The terrorism he has witnessed and the persecution he has suffered drove him to re-examine Islam and to reassess Christianity, especially after Pope Benedict's September 2006 address at Regensburg, which highlighted the unreasonableness of violence in religion.
Magdi Allam testifies: "Thus, I finally saw the light, by divine grace -- the healthy fruit of a long, matured gestation, lived in suffering and joy, together with intimate reflection and conscious and manifest expression . . . The miracle of Christ's resurrection reverberated through my soul, liberating it from the darkness . . . " (For Magdi Allam's testimony, see LINK 2)
Magdi Allam was baptised by Pope Benedict XVI in St Peter's on Easter Saturday during the Easter vigil. (LINK 3)

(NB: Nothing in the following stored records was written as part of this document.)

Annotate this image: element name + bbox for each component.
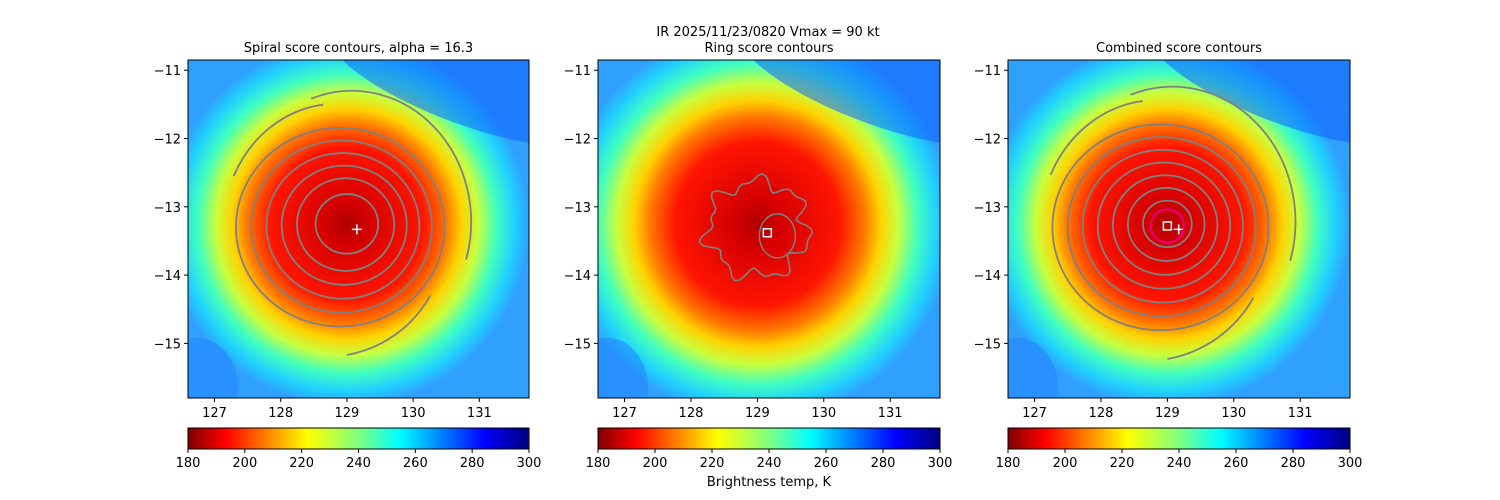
- x-tick-label: 130: [811, 406, 836, 421]
- panel-title: Combined score contours: [1096, 41, 1262, 56]
- square-marker: [1162, 221, 1173, 231]
- y-tick-label: −14: [974, 269, 1001, 284]
- contour-line: [1081, 148, 1244, 304]
- x-tick-label: 130: [1221, 406, 1246, 421]
- y-tick-label: −11: [564, 64, 591, 79]
- contour-line: [235, 126, 446, 328]
- axes-frame: [187, 59, 530, 399]
- x-tick-label: 131: [467, 406, 492, 421]
- colorbar-tick-label: 220: [1110, 456, 1135, 471]
- colorbar-tick-label: 260: [1224, 456, 1249, 471]
- ir-image: [1008, 60, 1350, 398]
- colorbar: 180 200 220 240 260 280 300: [996, 427, 1363, 471]
- colorbar-tick-label: 200: [232, 456, 257, 471]
- colorbar-tick-label: 300: [928, 456, 953, 471]
- contour-line: [1142, 199, 1193, 249]
- colorbar-tick-label: 180: [176, 456, 201, 471]
- panel-3: Combined score contours 127 128 129 130 131 −1…: [974, 41, 1363, 471]
- panel-title: Ring score contours: [704, 41, 833, 56]
- y-tick-label: −15: [974, 337, 1001, 352]
- contour-line: [296, 177, 396, 272]
- x-tick-label: 131: [1288, 406, 1313, 421]
- circle-marker: [1149, 208, 1185, 244]
- y-tick-label: −11: [974, 64, 1001, 79]
- x-tick-label: 131: [878, 406, 903, 421]
- x-tick-label: 129: [745, 406, 770, 421]
- colorbar-tick-label: 240: [757, 456, 782, 471]
- colorbar-tick-label: 180: [586, 456, 611, 471]
- x-tick-label: 129: [334, 406, 359, 421]
- colorbar-tick-label: 240: [346, 456, 371, 471]
- contour-line: [1126, 187, 1206, 262]
- ring-contour: [758, 213, 797, 259]
- colorbar-label: Brightness temp, K: [707, 475, 832, 490]
- colorbar-tick-label: 240: [1167, 456, 1192, 471]
- y-tick-label: −13: [564, 201, 591, 216]
- colorbar-tick-label: 300: [1338, 456, 1363, 471]
- x-tick-label: 130: [401, 406, 426, 421]
- contour-line: [1096, 161, 1232, 290]
- colorbar: 180 200 220 240 260 280 300 Brightness temp, K: [586, 427, 953, 490]
- square-marker: [762, 228, 773, 238]
- ir-image: [188, 60, 529, 398]
- plus-marker: [1173, 224, 1184, 235]
- panel-1: Spiral score contours, alpha = 16.3 127 12…: [154, 41, 542, 471]
- colorbar-tick-label: 260: [403, 456, 428, 471]
- suptitle: IR 2025/11/23/0820 Vmax = 90 kt: [656, 25, 879, 40]
- y-tick-label: −12: [564, 133, 591, 148]
- x-tick-label: 128: [1089, 406, 1114, 421]
- spiral-arm: [1167, 297, 1255, 360]
- x-tick-label: 127: [1022, 406, 1047, 421]
- contour-line: [250, 139, 433, 314]
- colorbar-tick-label: 300: [517, 456, 542, 471]
- axes-frame: [597, 59, 941, 399]
- x-tick-label: 127: [202, 406, 227, 421]
- ir-image: [598, 60, 940, 398]
- y-tick-label: −15: [154, 337, 181, 352]
- spiral-arm: [346, 294, 432, 356]
- colorbar-tick-label: 260: [814, 456, 839, 471]
- panel-title: Spiral score contours, alpha = 16.3: [244, 41, 473, 56]
- colorbar-tick-label: 180: [996, 456, 1021, 471]
- colorbar-tick-label: 220: [289, 456, 314, 471]
- contour-line: [1051, 123, 1270, 332]
- plus-marker: [351, 224, 362, 235]
- y-tick-label: −15: [564, 337, 591, 352]
- y-tick-label: −14: [154, 269, 181, 284]
- colorbar-tick-label: 280: [1281, 456, 1306, 471]
- y-tick-label: −12: [154, 133, 181, 148]
- colorbar-tick-label: 200: [1053, 456, 1078, 471]
- contour-line: [1111, 174, 1219, 276]
- contour-line: [1066, 136, 1257, 318]
- panel-2: Ring score contours 127 128 129 130 131 −11 −12…: [564, 41, 953, 490]
- axes-frame: [1007, 59, 1351, 399]
- colorbar-tick-label: 280: [871, 456, 896, 471]
- contour-line: [265, 152, 421, 300]
- colorbar: 180 200 220 240 260 280 300: [176, 427, 542, 471]
- x-tick-label: 128: [268, 406, 293, 421]
- y-tick-label: −13: [154, 201, 181, 216]
- spiral-arm: [1049, 100, 1143, 176]
- contour-line: [314, 193, 380, 255]
- y-tick-label: −13: [974, 201, 1001, 216]
- x-tick-label: 128: [679, 406, 704, 421]
- x-tick-label: 127: [612, 406, 637, 421]
- colorbar-tick-label: 220: [700, 456, 725, 471]
- colorbar-tick-label: 280: [460, 456, 485, 471]
- x-tick-label: 129: [1155, 406, 1180, 421]
- y-tick-label: −11: [154, 64, 181, 79]
- contour-line: [280, 164, 408, 286]
- colorbar-tick-label: 200: [643, 456, 668, 471]
- spiral-arm: [232, 103, 324, 177]
- y-tick-label: −12: [974, 133, 1001, 148]
- spiral-arm: [1130, 85, 1297, 261]
- spiral-arm: [310, 89, 473, 260]
- ring-contour: [698, 172, 814, 282]
- y-tick-label: −14: [564, 269, 591, 284]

Numerous Islamic scholars immediately condemned the event. Aref Ali Nayed, director of the Royal Islamic Strategic Studies Centre in Amman, Jordan, criticised what he called "the Vatican's deliberate and provocative act of baptising Allam on such a special occasion and in such a spectacular way. It is sad," said Nayed, "that the intimate and personal act of a religious conversion is made into a triumphalist tool for scoring points." Nayed opined that this would negatively impact Christian-Muslim dialogue, and called on the Vatican to "distance itself from Allam's discourse". (LINK 4)
Yahya Pallavicini, a Milanese imam who is the vice-president of Italy's Islamic Religious Community, patronisingly described Allam's baptism "as an 'honest intellectual mistake' that had been committed with the complicity of the Vatican". Pallavicini told Italy's Adnkronos International (AKI) that he was embarrassed by the Pope's "indelicate choice of advisors" -- as if the Pope is without authority or lacking discernment and is vulnerable to the machinations of cunning Islamophobic conspirators! (LINK 5)
AKI reported: "Pallavicini agreed with Nayed in his attack on the baptism saying it put at risk the dialogue between Muslims and Christians." The implication is that Christian-Muslim dialogue can only proceed if the Church agrees to honour Islam's claim to life-long legal ownership of the hearts and minds and bodies of all Muslims irrespective of the individual's basic human right to believe according to his/her reason and conscience. Such a caveat leaves little space for meaningful dialogue.
Like Nayed and Pallavicini, Italy's deputy foreign minister for Middle East affairs, Ugo Intini, also criticised Allam's "very harsh condemnation" of Islam and called on the Vatican "after the emphasis given to Allam's conversion, to distance itself clearly from his statements".